Update Kasus Oknum PNS Cabuli Remaja di Mamasa, Jaksa Beri Klarifikasi Menohok
- account_circle Whelson
- calendar_month Senin, 11 Mei 2026
- visibility 74
- comment 0 komentar

Kantor Kejaksaan Negeri Mamasa di Desa Osango Kecamatan Mamasa Kabupaten Mamasa Sulawesi Barat (Sulbar). Dok. Whelson.
MAMASA, Sulbarupdate.id – Kasus dugaan pemerkosaan terhadap remaja berusia 15 tahun yang menyeret seorang oknum Pegawai Negeri Sipil (PNS) di salah satu kantor kecamatan di Kabupaten Mamasa terus bergulir.
Diketahui pihak keluarga korban mendatangi Kantor Kejaksaan Negeri (Kejari) Mamasa pada Kamis (7/5/2026) untuk mempertanyakan transparansi proses hukum yang dinilai janggal.

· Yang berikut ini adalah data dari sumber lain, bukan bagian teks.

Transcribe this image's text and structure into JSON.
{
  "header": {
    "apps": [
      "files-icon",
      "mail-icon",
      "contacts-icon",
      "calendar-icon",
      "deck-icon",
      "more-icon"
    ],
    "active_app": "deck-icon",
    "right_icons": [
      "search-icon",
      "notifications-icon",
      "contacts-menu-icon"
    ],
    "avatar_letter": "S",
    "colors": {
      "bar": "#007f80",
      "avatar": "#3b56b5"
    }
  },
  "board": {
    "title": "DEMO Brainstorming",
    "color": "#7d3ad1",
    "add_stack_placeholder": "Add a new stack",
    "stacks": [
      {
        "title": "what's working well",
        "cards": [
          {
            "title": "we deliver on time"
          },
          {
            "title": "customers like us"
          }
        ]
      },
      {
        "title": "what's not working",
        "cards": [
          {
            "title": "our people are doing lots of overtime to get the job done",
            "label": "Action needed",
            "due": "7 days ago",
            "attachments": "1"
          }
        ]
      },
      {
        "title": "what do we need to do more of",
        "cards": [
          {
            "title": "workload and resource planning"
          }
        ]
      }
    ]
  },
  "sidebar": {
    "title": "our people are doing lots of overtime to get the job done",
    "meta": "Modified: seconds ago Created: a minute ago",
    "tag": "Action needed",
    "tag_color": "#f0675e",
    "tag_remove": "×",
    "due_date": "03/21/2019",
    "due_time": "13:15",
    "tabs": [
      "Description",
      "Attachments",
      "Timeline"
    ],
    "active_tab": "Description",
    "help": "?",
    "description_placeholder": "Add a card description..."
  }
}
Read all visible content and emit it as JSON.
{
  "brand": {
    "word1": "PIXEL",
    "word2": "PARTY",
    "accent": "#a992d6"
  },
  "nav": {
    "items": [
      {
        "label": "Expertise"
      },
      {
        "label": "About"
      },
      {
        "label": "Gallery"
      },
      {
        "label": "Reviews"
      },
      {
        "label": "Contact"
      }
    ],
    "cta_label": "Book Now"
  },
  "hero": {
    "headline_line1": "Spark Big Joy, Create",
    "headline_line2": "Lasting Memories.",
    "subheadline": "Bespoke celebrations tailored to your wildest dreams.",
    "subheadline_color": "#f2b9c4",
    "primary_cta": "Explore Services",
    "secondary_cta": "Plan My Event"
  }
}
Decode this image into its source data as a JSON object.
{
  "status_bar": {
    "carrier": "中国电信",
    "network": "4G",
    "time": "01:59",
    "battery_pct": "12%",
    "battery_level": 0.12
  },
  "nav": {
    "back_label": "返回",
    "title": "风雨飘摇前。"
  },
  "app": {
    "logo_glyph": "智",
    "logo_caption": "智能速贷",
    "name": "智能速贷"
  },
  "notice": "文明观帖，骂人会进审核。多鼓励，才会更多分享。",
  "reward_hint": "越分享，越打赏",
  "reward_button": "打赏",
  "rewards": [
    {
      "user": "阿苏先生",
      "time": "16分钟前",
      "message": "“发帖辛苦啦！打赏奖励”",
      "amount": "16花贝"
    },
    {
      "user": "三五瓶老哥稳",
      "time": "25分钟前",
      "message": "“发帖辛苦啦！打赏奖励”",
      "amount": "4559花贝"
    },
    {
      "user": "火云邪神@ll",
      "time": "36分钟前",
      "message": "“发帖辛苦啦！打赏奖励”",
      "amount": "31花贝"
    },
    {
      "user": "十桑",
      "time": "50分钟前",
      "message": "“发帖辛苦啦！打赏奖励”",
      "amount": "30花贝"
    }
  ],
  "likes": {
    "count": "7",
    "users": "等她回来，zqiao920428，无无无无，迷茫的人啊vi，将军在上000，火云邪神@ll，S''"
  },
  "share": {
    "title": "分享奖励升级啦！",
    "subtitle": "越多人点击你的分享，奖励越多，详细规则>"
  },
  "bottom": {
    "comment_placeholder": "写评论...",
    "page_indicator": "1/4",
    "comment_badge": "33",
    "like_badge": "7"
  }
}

Pihak keluarga, didampingi LK yang bertindak sebagai saksi pelapor, menyampaikan keberatan atas mekanisme pemanggilan saksi. Mereka mengaku tidak menerima surat panggilan sidang pertama, baik secara fisik maupun digital.
“Kami ingin kepastian hukum dan menolak segala bentuk keadilan restoratif atau penyelesaian adat. Kasus ini harus tuntas di pengadilan,” tegas LK.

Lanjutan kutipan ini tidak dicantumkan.